Can abuse victim renew residency without help from spouse?

This week, in my Consulta Migratoria® column, I answer the question of a reader, a victim of abuse by her husband, who wants to know if she can renew her green card without her husband's help. Here I answer general questions from my readers. Please consult with an immigration attorney to receive personalized legal advice before beginning any process.

Here is the column:

I am married to a U.S. citizen and we have a 2 year old child. My husband helped me obtain permanent residency in July 2012. My green card expires in July 2014. We are having a lot of problems and I have suffered physical and mental abuse from my husband. Will I be able to renew my green card without my husband's help if I get divorced? - Ana S.

Ana, from the information you provide, it appears that the United States Citizenship and Immigration Services (USCIS) granted you conditional permanent residency. This occurs when the marriage is less than two years old at the time the USCIS approves the application for permanent residency.

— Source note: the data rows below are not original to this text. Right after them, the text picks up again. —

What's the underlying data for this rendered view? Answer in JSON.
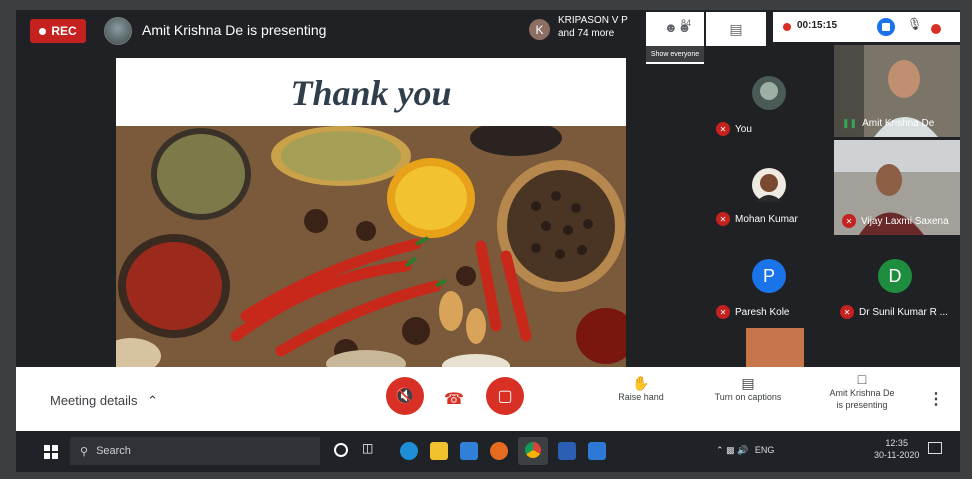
{
  "top_bar": {
    "rec_label": "REC",
    "presenting_title": "Amit Krishna De is presenting",
    "participant_initial": "K",
    "participant_name": "KRIPASON V P",
    "participant_more": "and 74 more",
    "people_count": "84",
    "tooltip": "Show everyone",
    "timer": "00:15:15"
  },
  "slide": {
    "title": "Thank you",
    "image_label": "spices photo"
  },
  "participants": [
    {
      "name": "You",
      "muted": true
    },
    {
      "name": "Amit Krishna De"
    },
    {
      "name": "Mohan Kumar",
      "muted": true
    },
    {
      "name": "Vijay Laxmi Saxena",
      "muted": true
    },
    {
      "name": "Paresh Kole",
      "initial": "P",
      "color": "#1a73e8",
      "muted": true
    },
    {
      "name": "Dr Sunil Kumar R ...",
      "initial": "D",
      "color": "#1e8e3e",
      "muted": true
    }
  ],
  "bottom_bar": {
    "meeting_details": "Meeting details",
    "raise_hand": "Raise hand",
    "captions": "Turn on captions",
    "presenting_line1": "Amit Krishna De",
    "presenting_line2": "is presenting"
  },
  "taskbar": {
    "search_placeholder": "Search",
    "lang": "ENG",
    "time": "12:35",
    "date": "30-11-2020"
  },
  "colors": {
    "rec_red": "#c5221f",
    "meet_blue": "#1a73e8",
    "avatar_green": "#1e8e3e"
  }
}
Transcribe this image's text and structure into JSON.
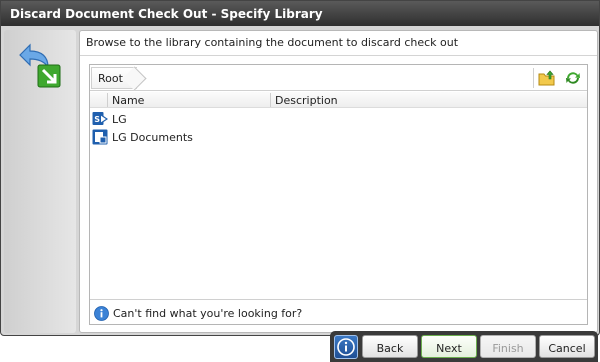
{
  "window": {
    "title": "Discard Document Check Out - Specify Library"
  },
  "main": {
    "instruction": "Browse to the library containing the document to discard check out"
  },
  "browser": {
    "breadcrumb": "Root",
    "columns": {
      "name": "Name",
      "description": "Description"
    },
    "items": [
      {
        "name": "LG",
        "icon": "sharepoint-site-icon"
      },
      {
        "name": "LG Documents",
        "icon": "document-library-icon"
      }
    ],
    "help_text": "Can't find what you're looking for?"
  },
  "buttons": {
    "back": "Back",
    "next": "Next",
    "finish": "Finish",
    "cancel": "Cancel"
  },
  "colors": {
    "titlebar": "#3d3d3d",
    "accent_blue": "#1f5fae",
    "next_border": "#6cae4e"
  }
}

Generally, both spouses must submit the application to remove the conditions of permanent residence. The application must be filed within 90 days before the expiration of two years after the conditional permanent residence was granted.

Spouses must prove:

1. that the marriage was legal at the place where it was performed

2. that the marriage has not been terminated

3. that the purpose of the marriage was not to acquire permanent residence

4. that no money was paid to persons other than lawyers to carry out the transaction

If the couple is unable to file jointly for major reasons such as divorce or incarceration, the person who is a conditional permanent resident may request a waiver of the requirement. Waivers may be filed before, during, or after the 90-day deadline for joint applications filed by the couple.

Waivers may be granted if there are valid reasons, such as a conditional permanent resident having suffered physical abuse or extreme cruelty by a citizen or permanent resident spouse. They need not have been divorced.

The USCIS considers physical, psychological, sexual, or exploitative abuse to be acts of violence. You may qualify for a waiver if you have suffered physical and mental abuse by your spouse. You will need to have irrefutable proof, such as medical, police, or court reports. USCIS will keep the information you submit about your case confidential.

It is of utmost importance that you consult with an immigration attorney before beginning any immigration proceedings.